Three community broadband networks in Lancashire have received termination notices following the take-over of their backhaul supply by a joint venture between BT and the county council.
The three village networks that serve Barley, Great Asby, and Wennington use spare transit capacity on the Cumbria and Lancashire Open Education (Cleo) network supplied with internet backhaul by the Lancaster University Network Service (Luns). A research network, Wray, has also received notice from Luns.
Luns wrote to the village network operators on 10 December 2010 telling them it would no longer be supporting the Cleo network. It added that the county council was prepared to give them a year’s contract if they agreed to transfer to the new network operator. Otherwise their service would end on 13 February 2011.

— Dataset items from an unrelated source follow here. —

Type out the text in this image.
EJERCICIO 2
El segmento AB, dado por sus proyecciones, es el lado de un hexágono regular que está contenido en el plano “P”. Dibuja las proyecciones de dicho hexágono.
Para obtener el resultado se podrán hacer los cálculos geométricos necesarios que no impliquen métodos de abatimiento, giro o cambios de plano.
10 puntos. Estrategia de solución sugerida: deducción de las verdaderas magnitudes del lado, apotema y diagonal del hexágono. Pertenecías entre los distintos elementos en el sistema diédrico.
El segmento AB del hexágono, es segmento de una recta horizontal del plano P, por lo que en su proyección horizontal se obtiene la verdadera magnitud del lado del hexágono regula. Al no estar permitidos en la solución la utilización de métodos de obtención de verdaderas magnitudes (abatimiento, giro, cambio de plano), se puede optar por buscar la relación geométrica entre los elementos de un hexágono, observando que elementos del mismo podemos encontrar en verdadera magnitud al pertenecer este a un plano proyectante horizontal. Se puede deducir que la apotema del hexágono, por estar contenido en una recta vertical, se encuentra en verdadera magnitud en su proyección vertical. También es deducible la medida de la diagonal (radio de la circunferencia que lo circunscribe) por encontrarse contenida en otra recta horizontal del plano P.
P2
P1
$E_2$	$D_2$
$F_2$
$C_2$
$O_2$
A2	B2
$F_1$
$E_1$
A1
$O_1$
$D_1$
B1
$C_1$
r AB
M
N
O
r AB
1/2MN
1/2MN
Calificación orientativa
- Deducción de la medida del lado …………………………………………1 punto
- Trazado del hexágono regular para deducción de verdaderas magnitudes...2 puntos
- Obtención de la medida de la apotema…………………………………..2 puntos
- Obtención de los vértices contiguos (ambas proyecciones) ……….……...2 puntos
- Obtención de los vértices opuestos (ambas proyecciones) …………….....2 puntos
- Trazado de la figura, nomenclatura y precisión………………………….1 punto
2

Barry Forde, the independent consultant and advocate for community-run networks who designed the Cleo network, said Cleo’s infrastructure provider would in future be a joint venture between the county council and BT.
Barry Forde is leading a funding request for £750,000 to install community-owned fibre links to the villages of Quernmore and Over Wyresdale.
On 25 January he wrote to interested parties: "Lancashire County Council (LCC) has just completed a long tender process to appoint a strategic partner to work with them on LCC IT and networking support and procurement. The winner of the process was BT Global Services and a joint venture company has been set up between BT and LCC to do the work."
Chris Conder, who runs the Wray village wireless network that depends on a 2Mbps microwave backhaul from Cleo, told Computer Weekly that Cleo had told her the shareholding was 60/40 BT/LCC, that the CEO of the new company was from BT and that Bill Murphy, head of BT Openreach’s £2.5bn fibre to the cabinet (FTTC) roll-out, was a director, she said.
The county council did not return calls for comment but a BT spokesman said BT had said in October it hoped to sign the deal by December, but negotiations were ongoing. As nothing had been signed, BT could not comment further, he said.
Chris Conder has campaigned for the government’s £830m budget for rural broadband to be spent seeding community-led fibre to the home (FTTH) projects. BT CEO Ian Livingston said last year that if BT received most of the money, it would provide matching funds that would enable up to 90% of the country to receive an FTTC service.
Conder said the government money was meant for people who can’t get high-speed broadband. "FTTC won’t benefit them, so it is money misspent if the communities are excluded from the tender process," she said.